Uzeste de folie. Polyinstrumentiste surdoué, Bernard Lubat revient au piano, en solitaire, pour un disque épique et intimiste. Lubat est un phénomène, un musicien comme il y en a peu, outrageusement doué, riche d’un univers unique, déroutant, naïf et sophistiqué, populaire et savant, définitivement poétique… Seulement voilà : depuis plus de vingt ans maintenant sa […]
Uzeste de folie. Polyinstrumentiste surdoué, Bernard Lubat revient au piano, en solitaire, pour un disque épique et intimiste.

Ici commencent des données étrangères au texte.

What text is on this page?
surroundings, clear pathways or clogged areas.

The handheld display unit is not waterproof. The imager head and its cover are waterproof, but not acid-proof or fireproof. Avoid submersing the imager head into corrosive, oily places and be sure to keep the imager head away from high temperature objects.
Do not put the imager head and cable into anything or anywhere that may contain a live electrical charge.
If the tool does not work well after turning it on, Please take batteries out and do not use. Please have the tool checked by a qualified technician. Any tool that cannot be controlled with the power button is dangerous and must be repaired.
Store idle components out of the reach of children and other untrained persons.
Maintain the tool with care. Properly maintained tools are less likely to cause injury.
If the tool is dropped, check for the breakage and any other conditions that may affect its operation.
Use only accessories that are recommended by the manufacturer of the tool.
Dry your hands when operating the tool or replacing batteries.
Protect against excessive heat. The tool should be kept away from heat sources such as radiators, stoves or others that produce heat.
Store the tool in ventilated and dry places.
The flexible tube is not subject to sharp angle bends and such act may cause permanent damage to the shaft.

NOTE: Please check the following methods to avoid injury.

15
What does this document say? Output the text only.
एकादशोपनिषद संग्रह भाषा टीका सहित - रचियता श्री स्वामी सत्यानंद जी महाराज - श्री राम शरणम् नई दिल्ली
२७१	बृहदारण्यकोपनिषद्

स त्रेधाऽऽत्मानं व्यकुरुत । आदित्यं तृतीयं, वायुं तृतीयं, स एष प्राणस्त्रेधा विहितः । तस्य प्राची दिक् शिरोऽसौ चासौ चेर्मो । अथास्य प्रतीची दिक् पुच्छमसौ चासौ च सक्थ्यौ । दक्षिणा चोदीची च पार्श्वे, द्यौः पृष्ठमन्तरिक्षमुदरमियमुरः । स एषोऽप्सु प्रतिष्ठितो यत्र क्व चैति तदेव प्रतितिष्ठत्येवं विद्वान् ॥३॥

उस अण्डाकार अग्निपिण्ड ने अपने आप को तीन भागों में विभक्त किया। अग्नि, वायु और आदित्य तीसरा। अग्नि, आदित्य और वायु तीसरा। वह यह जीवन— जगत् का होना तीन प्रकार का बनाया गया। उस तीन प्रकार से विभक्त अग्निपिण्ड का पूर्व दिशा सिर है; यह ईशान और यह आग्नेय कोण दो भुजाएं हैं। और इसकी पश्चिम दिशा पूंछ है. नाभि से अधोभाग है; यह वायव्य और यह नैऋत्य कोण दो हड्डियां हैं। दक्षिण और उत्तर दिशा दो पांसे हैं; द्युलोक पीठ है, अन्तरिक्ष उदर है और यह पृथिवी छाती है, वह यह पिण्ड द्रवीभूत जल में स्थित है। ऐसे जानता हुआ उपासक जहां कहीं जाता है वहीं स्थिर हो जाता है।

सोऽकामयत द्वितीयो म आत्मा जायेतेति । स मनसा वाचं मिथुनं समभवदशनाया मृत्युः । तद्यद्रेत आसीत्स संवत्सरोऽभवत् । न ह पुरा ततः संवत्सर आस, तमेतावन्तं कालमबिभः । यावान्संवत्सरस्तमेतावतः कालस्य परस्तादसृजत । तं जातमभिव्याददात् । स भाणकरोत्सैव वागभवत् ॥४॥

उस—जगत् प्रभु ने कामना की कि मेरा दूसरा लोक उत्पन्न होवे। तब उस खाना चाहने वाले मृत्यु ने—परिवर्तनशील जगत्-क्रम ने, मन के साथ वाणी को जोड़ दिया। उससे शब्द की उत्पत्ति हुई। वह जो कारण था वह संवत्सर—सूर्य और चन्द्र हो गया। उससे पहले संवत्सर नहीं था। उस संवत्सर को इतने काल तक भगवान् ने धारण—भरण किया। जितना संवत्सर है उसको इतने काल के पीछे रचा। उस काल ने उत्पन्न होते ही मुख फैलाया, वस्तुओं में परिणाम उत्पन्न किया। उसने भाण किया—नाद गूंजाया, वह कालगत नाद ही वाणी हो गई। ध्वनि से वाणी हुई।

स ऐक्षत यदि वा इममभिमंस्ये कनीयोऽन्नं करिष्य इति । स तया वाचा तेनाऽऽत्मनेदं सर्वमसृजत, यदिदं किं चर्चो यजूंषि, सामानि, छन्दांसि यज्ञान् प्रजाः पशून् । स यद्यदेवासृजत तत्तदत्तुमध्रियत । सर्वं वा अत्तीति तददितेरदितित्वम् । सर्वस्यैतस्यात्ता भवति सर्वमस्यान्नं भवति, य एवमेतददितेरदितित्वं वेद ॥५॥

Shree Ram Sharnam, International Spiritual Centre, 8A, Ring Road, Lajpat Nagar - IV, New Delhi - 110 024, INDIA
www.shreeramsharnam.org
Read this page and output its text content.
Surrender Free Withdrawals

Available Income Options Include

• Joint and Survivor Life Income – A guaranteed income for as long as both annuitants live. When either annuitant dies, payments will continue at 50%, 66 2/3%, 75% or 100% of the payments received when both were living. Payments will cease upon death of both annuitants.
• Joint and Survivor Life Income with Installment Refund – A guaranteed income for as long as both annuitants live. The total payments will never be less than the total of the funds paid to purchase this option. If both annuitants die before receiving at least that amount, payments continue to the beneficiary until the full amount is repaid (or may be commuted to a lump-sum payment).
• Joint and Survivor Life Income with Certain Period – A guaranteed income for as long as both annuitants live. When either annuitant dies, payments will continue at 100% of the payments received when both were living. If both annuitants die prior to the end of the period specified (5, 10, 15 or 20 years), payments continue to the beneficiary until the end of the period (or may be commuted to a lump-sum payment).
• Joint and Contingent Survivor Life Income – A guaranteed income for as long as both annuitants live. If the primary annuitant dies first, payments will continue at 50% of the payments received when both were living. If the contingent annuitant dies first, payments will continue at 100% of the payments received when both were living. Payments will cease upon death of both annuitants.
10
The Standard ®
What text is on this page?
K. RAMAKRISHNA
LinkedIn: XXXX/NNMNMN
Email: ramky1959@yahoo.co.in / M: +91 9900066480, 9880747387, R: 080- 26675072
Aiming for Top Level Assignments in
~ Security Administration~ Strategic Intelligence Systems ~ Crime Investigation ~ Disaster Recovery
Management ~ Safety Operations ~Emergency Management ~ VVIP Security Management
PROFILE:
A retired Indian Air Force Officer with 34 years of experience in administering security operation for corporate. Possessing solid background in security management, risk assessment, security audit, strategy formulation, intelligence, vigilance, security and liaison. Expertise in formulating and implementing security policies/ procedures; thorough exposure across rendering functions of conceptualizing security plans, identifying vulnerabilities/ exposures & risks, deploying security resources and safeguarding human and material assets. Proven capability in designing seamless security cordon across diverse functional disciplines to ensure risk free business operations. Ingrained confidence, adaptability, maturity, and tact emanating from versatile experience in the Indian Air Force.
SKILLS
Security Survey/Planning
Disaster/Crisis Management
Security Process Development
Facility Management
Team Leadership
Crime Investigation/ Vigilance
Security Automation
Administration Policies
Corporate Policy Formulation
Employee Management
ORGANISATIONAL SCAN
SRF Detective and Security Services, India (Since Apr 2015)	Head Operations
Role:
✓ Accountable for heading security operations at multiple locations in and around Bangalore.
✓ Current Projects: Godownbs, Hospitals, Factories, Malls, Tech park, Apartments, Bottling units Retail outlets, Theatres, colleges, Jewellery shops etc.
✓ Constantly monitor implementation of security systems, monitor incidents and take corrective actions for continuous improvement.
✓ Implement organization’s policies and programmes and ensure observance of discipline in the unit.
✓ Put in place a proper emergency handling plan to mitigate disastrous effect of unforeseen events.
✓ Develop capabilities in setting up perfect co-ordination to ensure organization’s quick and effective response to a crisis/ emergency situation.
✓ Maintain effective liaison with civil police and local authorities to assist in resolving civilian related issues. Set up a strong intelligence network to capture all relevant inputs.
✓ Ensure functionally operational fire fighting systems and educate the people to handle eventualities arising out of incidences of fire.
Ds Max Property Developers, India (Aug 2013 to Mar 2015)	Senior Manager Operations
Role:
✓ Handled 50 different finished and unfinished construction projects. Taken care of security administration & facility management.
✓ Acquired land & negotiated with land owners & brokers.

Lubat est un phénomène, un musicien comme il y en a peu, outrageusement doué, riche d’un univers unique, déroutant, naïf et sophistiqué, populaire et savant, définitivement poétique… Seulement voilà : depuis plus de vingt ans maintenant sa grande affaire dans la vie c’est Uzeste, son village natal, infime territoire familial métamorphosé par sa folie douce et subversive en improbable laboratoire politique et poétique. Alors évidemment occupé de la sorte à réinventer, au jour le jour et en miniature, l’art périlleux de vivre ensemble, le Gascon Lubat, démiurge faussement désinvolte, n’a guère le temps de s’occuper des gens de la capitale. Parfois quelques bribes de musique libre nous parviennent encore, miraculeusement. Et puis chaque été, l’espace d’une quinzaine d’utopie festive, Uzeste se transforme en festival et vacille gaiement en déflagrations lyriques et collectives. Ensuite la vie reprend son cours. Simplement. Le temps là-bas a ses quartiers.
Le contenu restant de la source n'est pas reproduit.